I do it like Big guy, wrap in bacon and onto the grill. Sometimes I will just season and place a sliver of garlic in each medallion and others I will merinade it prior. Italian dressing is good and fast, however my most requested merinade for grilling is the following:
Wild Game Marinade
1 Cup Olive Oil
6-8 Cloves Chopped Garlic
1 TSP. Of Each of the Following:
Oregano, Seasoning Salt, Lemon Pepper, Garlic Pepper, Thyme, Rosemary, Dried Chives, Dried Parsley Flakes
½ TSP Marjoram
½ TSP of Paprika
2 TBSP Soya Sauce
1 TBSP of Oriental/Asian Seasoning (Optional)
3 TBSP Fresh Squeezed Lemon Juice
3 TBSP of Mayple Syrup
Put in Stainless Steel Mixing bowl and sprinkle meat with Garlic Powder.
Mix every couple of hours and refrigerate covered for 12-24hrs(depending on the cuts/size of meat being used)!
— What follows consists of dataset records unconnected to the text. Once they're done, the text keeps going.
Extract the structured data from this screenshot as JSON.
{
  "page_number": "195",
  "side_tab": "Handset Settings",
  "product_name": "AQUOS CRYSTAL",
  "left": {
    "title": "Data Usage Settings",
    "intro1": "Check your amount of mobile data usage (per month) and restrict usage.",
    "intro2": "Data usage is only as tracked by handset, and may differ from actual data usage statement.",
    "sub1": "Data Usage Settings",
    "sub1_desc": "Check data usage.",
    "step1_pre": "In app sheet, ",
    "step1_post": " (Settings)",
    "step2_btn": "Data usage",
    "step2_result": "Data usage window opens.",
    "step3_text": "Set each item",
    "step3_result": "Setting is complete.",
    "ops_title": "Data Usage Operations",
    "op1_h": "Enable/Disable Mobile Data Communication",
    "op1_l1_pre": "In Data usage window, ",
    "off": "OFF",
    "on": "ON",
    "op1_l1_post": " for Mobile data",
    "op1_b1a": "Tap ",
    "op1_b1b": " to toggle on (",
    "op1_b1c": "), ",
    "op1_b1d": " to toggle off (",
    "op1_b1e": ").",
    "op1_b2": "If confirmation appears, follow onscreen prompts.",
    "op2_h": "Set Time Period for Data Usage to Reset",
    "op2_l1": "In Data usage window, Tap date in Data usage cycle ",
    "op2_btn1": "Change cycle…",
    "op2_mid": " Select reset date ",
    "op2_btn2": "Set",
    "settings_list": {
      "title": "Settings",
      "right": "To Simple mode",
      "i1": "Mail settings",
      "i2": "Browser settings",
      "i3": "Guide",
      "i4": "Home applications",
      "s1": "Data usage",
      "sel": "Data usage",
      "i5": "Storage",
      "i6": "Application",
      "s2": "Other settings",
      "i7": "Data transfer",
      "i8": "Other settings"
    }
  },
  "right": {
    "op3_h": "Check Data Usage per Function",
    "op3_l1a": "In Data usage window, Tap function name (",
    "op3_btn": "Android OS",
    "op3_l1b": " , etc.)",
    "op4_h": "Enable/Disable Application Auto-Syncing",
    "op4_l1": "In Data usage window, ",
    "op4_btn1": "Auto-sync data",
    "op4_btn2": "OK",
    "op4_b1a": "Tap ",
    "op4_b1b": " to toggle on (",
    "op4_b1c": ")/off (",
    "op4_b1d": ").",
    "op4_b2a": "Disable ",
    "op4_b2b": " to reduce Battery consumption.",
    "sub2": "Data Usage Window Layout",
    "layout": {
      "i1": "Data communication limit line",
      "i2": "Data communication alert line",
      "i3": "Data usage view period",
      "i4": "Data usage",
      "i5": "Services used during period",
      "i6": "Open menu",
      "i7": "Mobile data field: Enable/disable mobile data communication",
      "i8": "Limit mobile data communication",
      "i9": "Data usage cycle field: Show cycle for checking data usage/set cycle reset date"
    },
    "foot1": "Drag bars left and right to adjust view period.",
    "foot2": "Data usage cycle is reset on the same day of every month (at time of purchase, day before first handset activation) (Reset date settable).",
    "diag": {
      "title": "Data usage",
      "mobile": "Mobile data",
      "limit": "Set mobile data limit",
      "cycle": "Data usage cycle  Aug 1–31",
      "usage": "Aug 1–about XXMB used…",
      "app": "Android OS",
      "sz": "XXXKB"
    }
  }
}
I personally cook my meat to no more than med rare, but when using merniades and bacon wrap you can cook it longer and still have juice if you wish. When ever I grill I let it get very hot(high), sear my grill marks on each side then reduce the heat to actually cook the meat - 5-7 minutes a side would be my guess for a 1" thick piece. In my case this is exactly how I cook beef as I don't like eating well done steaks.